Benoit Coeure (Executive Board member of the ECB) then offered ‘choices’ that are open to the council, which seemed to hinge on the relative weights to be given to the different criteria and restrictions of the APP; with limiting deviations from the ECB’s capital key, it also underlined that limited and temporary deviations were possible and inevitable. Thus, it appears there is some room for a trade-off between relative deviations from the capital key across jurisdictions and limiting the extent of purchases below the DFR (deposit facility rate). Effectively this allows the ECB to buy a slightly greater proportion of peripheral sovereign bonds, to effect greater convergence against the core sovereigns; something that needs to occur if there is ever to be a level playing field for borrowers across the whole Eurozone.

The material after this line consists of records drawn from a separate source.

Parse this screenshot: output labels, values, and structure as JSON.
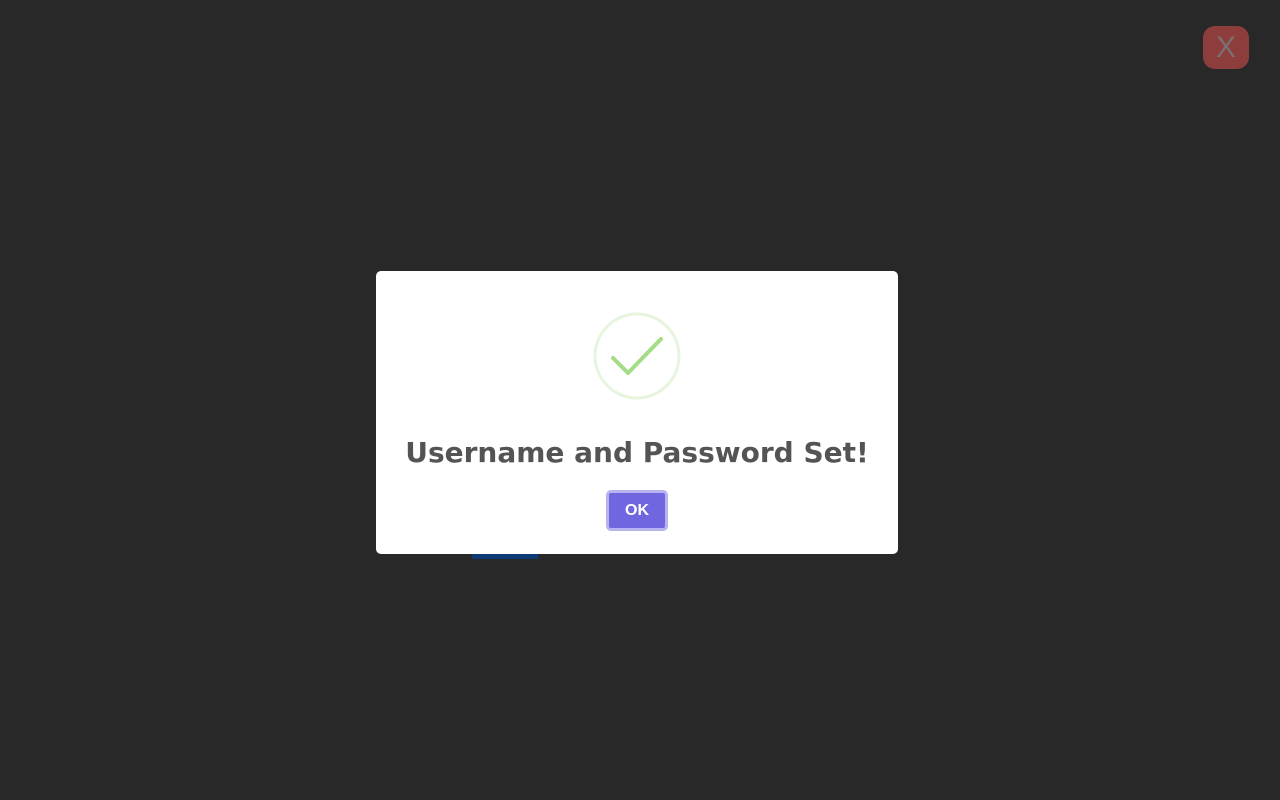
{
  "close_button": {
    "label": "X",
    "color": "#8e3d3d"
  },
  "dialog": {
    "icon": "success-check-icon",
    "icon_color": "#a5dc86",
    "title": "Username and Password Set!",
    "ok_label": "OK",
    "ok_color": "#7066e0"
  },
  "background": {
    "color": "#282828"
  }
}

We wrote about the importance of the capital key back in January 2015 (The Mysterious Capital Key), before the ECB APP had started, and again in October of that year saying that deviations away from the capital key were an obvious option for the ECB, but it was at the time blocked by concerns from core EU members that it flirted too close to monetarising sovereign debt. It is certainly one way to help address the divergence of peripheral debt levels compared to the core; which remains one big factor that needs to be addressed if the EU’s transmission mechanism is to run efficiently. A hint that it now seems to be back on the agenda saw peripheral levels tighten yesterday (despite the current political uncertainties) with 10yr Italian, Spanish and Portuguese bonds all tightening around 10bps tighter versus Bunds yesterday, following the release of the minutes.
This is by no means clarification that changes to the capital key will be adopted by the ECB, but one worth watching as it will result in the outperformance of peripheral sovereigns and the associated domestic financials.
[Footnote : The ‘key’ is a defined amount based on the size of the member state in relation to the whole of the EU. It is a simple combination of the population and gross domestic product, each carrying equal weight. For example if a country has a population that is equal to 5% of the EU total and it has an economic output of 10% of the EU total, then its capital key would be 7.5% – i.e. it would contribute 7.5% of the total ECB capital requirement.]